Albert Camus

Albert Camus would have been 100 years old today. 

What I remember: Reading The Stranger at Sixth Form. Hating the sterile Everyman edition I found at the school library. Loving the equally austere but slightly more stylish silver-grey Penguin edition, with the footsteps in the sand.

He was a softer version of Nietzsche, to me. Nietzsche pummeled me. Camus let me in. I could see his philosophy working, somehow: absurdism felt both sexier and more managable than nihilism – or raging anti-nihlism… guess it depends who you ask. 

It’s his short stories that remain etched in my memory. I’ll never re-read The Myth of Sisyphus. I doubt I’ll ever re-read The Stranger or The Plague either. But The Exile and the Kingdom felt friendlier… more humane than anything I’d ever encountered from his oeuvre. The sweeping intellectual make-up of ‘Sisyphus’ and The Plague; the blunt, macho minimalism of The Stranger… there’s none of that in The Exile and the Kingdom. 

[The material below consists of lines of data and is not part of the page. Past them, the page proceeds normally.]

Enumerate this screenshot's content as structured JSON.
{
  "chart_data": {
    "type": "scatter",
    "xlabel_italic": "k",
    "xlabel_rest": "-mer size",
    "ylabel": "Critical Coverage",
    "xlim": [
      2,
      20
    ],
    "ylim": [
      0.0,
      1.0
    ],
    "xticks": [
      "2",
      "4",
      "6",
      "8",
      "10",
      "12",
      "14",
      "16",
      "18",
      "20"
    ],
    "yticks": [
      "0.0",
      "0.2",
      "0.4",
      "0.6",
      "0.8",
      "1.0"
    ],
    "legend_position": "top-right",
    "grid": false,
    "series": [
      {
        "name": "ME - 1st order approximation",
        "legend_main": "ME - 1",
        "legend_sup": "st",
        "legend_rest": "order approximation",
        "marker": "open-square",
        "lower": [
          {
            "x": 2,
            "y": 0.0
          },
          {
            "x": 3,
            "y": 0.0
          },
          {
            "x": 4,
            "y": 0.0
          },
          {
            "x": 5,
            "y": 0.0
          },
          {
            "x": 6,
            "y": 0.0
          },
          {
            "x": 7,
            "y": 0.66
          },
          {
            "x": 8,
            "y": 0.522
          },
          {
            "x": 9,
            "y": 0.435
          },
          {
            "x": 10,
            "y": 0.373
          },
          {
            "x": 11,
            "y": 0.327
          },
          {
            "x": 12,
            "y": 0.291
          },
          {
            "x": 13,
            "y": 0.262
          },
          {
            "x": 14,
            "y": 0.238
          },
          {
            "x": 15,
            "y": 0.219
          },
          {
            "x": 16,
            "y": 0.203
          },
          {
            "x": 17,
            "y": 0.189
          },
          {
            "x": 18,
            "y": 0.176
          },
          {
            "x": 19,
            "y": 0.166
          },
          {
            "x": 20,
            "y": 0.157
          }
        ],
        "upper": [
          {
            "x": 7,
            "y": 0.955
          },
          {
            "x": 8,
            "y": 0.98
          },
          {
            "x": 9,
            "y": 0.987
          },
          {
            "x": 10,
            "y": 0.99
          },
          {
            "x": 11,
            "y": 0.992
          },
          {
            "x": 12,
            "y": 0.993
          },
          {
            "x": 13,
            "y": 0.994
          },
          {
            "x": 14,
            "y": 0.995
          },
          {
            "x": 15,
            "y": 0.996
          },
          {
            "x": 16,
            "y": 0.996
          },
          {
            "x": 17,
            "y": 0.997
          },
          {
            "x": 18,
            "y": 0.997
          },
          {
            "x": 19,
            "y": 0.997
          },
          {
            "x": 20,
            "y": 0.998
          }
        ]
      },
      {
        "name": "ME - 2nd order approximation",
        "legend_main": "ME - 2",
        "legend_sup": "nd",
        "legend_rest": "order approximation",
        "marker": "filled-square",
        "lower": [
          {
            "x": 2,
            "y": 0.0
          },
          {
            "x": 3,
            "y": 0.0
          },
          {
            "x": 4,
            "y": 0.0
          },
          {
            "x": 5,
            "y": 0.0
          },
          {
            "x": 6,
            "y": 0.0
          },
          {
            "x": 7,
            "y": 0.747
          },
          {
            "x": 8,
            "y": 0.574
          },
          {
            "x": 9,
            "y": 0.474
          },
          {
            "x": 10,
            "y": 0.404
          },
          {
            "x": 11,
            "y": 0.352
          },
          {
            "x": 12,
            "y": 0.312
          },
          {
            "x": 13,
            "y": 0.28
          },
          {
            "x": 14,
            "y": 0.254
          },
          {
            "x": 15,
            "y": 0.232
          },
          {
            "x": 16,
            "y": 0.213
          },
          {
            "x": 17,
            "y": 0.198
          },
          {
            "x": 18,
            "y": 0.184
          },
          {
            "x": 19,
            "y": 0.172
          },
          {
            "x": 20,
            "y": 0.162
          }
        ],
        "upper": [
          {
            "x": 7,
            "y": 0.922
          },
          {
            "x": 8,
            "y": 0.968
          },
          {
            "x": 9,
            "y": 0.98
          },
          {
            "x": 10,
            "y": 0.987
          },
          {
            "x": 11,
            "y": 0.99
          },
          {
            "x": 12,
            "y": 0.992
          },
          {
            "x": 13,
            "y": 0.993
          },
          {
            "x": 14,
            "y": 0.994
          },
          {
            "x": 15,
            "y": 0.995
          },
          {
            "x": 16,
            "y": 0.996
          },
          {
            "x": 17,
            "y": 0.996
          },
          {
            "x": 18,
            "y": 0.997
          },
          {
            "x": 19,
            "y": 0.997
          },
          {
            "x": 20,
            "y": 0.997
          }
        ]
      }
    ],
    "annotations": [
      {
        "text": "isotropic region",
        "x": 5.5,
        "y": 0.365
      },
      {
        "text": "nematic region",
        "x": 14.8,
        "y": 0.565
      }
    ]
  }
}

The fact that someone so intellectually flinty and sharp could allow themselves sentimentality to seep through; the fact that he showed himself to be artistic, to be open to occasional, experimental bouts of emotion in prose… 

It was to be the last time I engaged with Camus, but it felt like a good way to round off the relationship. (Of course I could still get into his writing again, of course I could dip into the books every now and then and still derive pleasure for them. But what I mean is that the ‘phase’, the fevered season of devouring them wholesale, was gone.)

Feeling the pull away from the core of his work, I moved on to Camus but took some of the absurd with me. I’d like to think it’s still with me, anyway. The scepticism of any definite moral or philosophical impositions. The framing of human endeavour against something ultimately unpredictable, but not necessarily malevolent or cold. Acknowledging our passion as something fiery and real and justified in every way, even if we’re not sure where it all comes from, and where it’s all going… 

This could all just be projecting. My memory of Camus’ work and its implications could be faulty (and, of course, it could be that I never quite grasped if fully in the first place). But that’s what I remember when I think back on it. 

A solitary figure – alone but not lonely. The world spinning on regardless, and you jumping on the carousel.